The only reason we've had clean dishes to eat off of for the past week or more is that the Jedi quietly took over dish duty. The Jedi hates clutter, but he knows the Xuan loves Christmas, so he's been suffering in silence while chaos reigns around him.
Last night I announced that Monday would be a house cleaning day. Nothing else was getting done until the house was clean. I think the Jedi felt like cheering. He didn't. He just calmly affirmed me by reminding the kids that this meant no computer, no ds, and no wii till they helped Mommy get the house clean.

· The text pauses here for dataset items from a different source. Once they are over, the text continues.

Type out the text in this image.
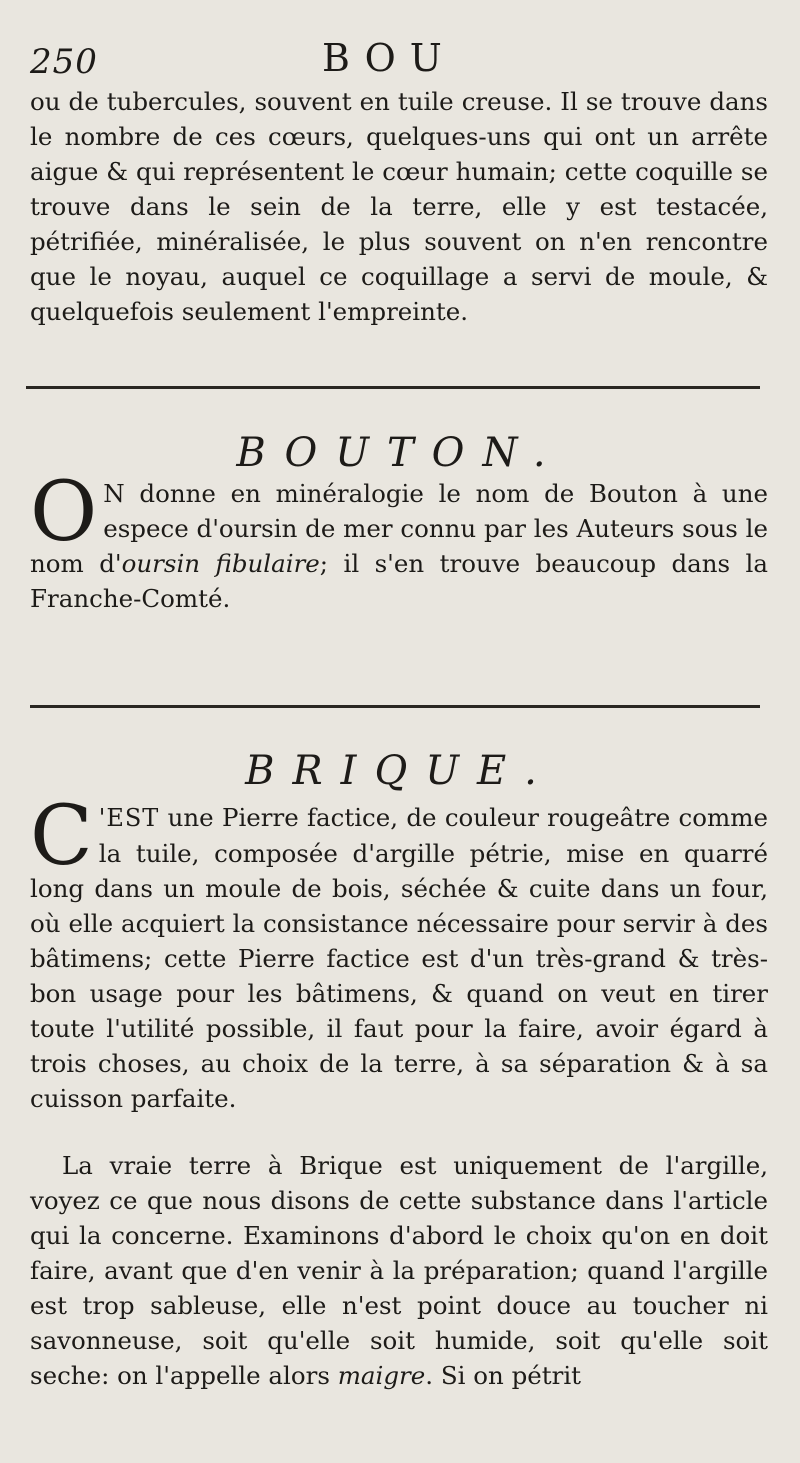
250	BOU

ou de tubercules, souvent en tuile creuse. Il se trouve dans le nombre de ces cœurs, quelques-uns qui ont un arrête aigue & qui représentent le cœur humain; cette coquille se trouve dans le sein de la terre, elle y est testacée, pétrifiée, minéralisée, le plus souvent on n'en rencontre que le noyau, auquel ce coquillage a servi de moule, & quelquefois seulement l'empreinte.

BOUTON.

O N donne en minéralogie le nom de Bouton à une espece d'oursin de mer connu par les Auteurs sous le nom d'oursin fibulaire; il s'en trouve beaucoup dans la Franche-Comté.

BRIQUE.

C 'EST une Pierre factice, de couleur rougeâtre comme la tuile, composée d'argille pétrie, mise en quarré long dans un moule de bois, séchée & cuite dans un four, où elle acquiert la consistance nécessaire pour servir à des bâtimens; cette Pierre factice est d'un très-grand & très-bon usage pour les bâtimens, & quand on veut en tirer toute l'utilité possible, il faut pour la faire, avoir égard à trois choses, au choix de la terre, à sa séparation & à sa cuisson parfaite.

La vraie terre à Brique est uniquement de l'argille, voyez ce que nous disons de cette substance dans l'article qui la concerne. Examinons d'abord le choix qu'on en doit faire, avant que d'en venir à la préparation; quand l'argille est trop sableuse, elle n'est point douce au toucher ni savonneuse, soit qu'elle soit humide, soit qu'elle soit seche: on l'appelle alors maigre. Si on pétrit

So, last night, I wrote a list for each of us on the whiteboard in the kitchen. It was a simple list that, for the kids, read like this...
1. put away laundry
2. clean bedroom
3. clean living room
4. clean school room
5. dust living room and bedroom
6. sort laundry
7. shower and get dressed
My list was similar and went like this
1. Empty and reload dishwasher and water plants
2. Clean kitchen (table, counters, stove, floor) and hang up new Christmas cards
3. clean living room
4. clean downstairs (schoolroom and master bedroom)
5. vacuum
6. sort laundry and start laundry
7. clean bathroom, scrub tub, shower and get dressed.
This morning, I announced that we would set the kitchen timer for 15 minutes and at the end of each 15 minute segment, I would check on everybody's progress. When the kids got one item done on their list, they could either move on to the next item, or they could have a few minutes of free time until I was ready to move onto the next item on my list. It was a good system. It kept everyone on track and broke the work into bite sized chunks.
We got all the cleaning done by 12:40. As we worked, I discovered a few fundamental truths that I felt worth sharing.
- Any product that claims it "cuts through kitchen grease" is a bold face liar. I personally believe that the bricks which hold up the gates of hell are mortared together with kitchen grime because its nigh industructable.
- Extraverted 6 year olds are incapable of working independently for 15 minutes without interrupting their mother at least twice.
- "Put it away or I will throw it away," is a great motivational phrase.
- It is possible for a pre-teen girl to clean her bedroom without turning the proceedure into a soap opera.
- Questioning whether one's mother is in danger of violating child labor laws might just get you assigned to a research report on the history of child labor laws. Just saying.
- An aspiring young artist can quickly accumulate a pile of papers in his bedroom that could be pieced together into enough blankets to supply the entire homeless population of a small city.
- You probably don't want to know what the large clunking object was which your vacuum cleaner just sucked up. The important thing to know is that the machine is still working.